For organizations that need to store and manipulate healthcare data from different sources, Amazon HealthLake is a standardized healthcare data layer that improves data standardization and portability of clinical data. By uniting and standardizing clinical and claims data under a common format, Amazon HealthLake facilitates rapid data acquisition and integration from diverse sources via a scalable architecture and allows organizations to focus on the differentiated problems of activating that data to support various use cases around interoperability, healthcare analytics, and patient insights.
Turning insights into actions
The use cases of Amazon HealthLake span the care continuum—from preventative care through machine learning to easy analysis of historical patient/member cohorts for driving future workflows.
Pariveda explored one example in partnership with AWS: developing an AI/ML model to predict chronic congestive heart failure. The model’s objective was to predict the likelihood of a patient receiving a chronic congestive heart failure diagnosis in the next three clinical encounters.

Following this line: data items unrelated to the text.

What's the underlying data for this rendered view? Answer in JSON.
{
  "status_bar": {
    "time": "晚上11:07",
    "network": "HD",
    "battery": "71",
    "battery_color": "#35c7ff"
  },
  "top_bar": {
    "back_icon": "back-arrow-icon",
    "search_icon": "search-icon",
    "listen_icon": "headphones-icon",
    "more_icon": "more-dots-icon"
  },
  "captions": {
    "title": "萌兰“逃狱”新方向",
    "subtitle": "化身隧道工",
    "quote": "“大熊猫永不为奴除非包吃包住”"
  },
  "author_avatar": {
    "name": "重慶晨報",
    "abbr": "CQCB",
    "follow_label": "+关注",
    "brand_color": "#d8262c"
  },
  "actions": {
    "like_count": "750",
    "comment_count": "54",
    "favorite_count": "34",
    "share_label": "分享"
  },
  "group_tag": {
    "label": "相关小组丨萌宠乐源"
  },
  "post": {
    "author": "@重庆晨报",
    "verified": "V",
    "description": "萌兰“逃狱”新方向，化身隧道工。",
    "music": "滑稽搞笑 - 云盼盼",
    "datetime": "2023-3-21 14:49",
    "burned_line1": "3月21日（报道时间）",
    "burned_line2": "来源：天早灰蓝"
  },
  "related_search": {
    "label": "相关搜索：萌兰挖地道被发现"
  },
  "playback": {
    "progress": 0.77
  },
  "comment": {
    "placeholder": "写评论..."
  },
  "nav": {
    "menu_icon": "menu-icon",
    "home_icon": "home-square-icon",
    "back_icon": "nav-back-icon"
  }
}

The team leveraged Amazon HealthLake to ingest and store EHR data in FHIR format. The team defined the specific patient cohorts through a set of Amazon HealthLake APIs leveraging FHIR elements such as demographics, encounter details, and diagnosis codes. The resulting cohort data was fed to Amazon SageMaker to train ML models for scenario-driven predictive analytics and used for building business intelligence dashboards in Amazon QuickSight.
Below are some screenshots of the development process. If you’d like more details, we’d be happy to discuss further.
Snapshot of the CloudFormation template
Snapshot of the data domains
Example of the direct query into Amazon QuickSight
Snapshot of an early version of the Data Wrangler data flow
The results from the model provide insights that enable and drive real actions. For example:
- In a provider scenario, the rendering provider would receive an alert for a high-risk patient with a corresponding action to adjust their care plan and follow-ups accordingly.
- In a payer scenario, a program could be implemented to engage discharged cardiac patients and proactively manage care coordination activities for the patient to avoid adverse health events.
- Advanced analytics can provide insights into defining the “Next Best Action” for the patient based on continuous model training.
Conclusion
Amazon HealthLake provides a foundation to drive change across the healthcare landscape by turning data into actions quickly. Through its HIPAA eligibility, powerful query and search capabilities, integrated medical natural language processing, and ability to define patient cohorts for quick analysis, Amazon HealthLake provides payers, providers, and life sciences a foundation for data interoperability, data sharing, and big data analysis.
Pariveda is looking forward to our continued partnership with AWS and engaging clients to develop solutions based on Amazon HealthLake’s ability to drive actionable innovation and improvement initiatives.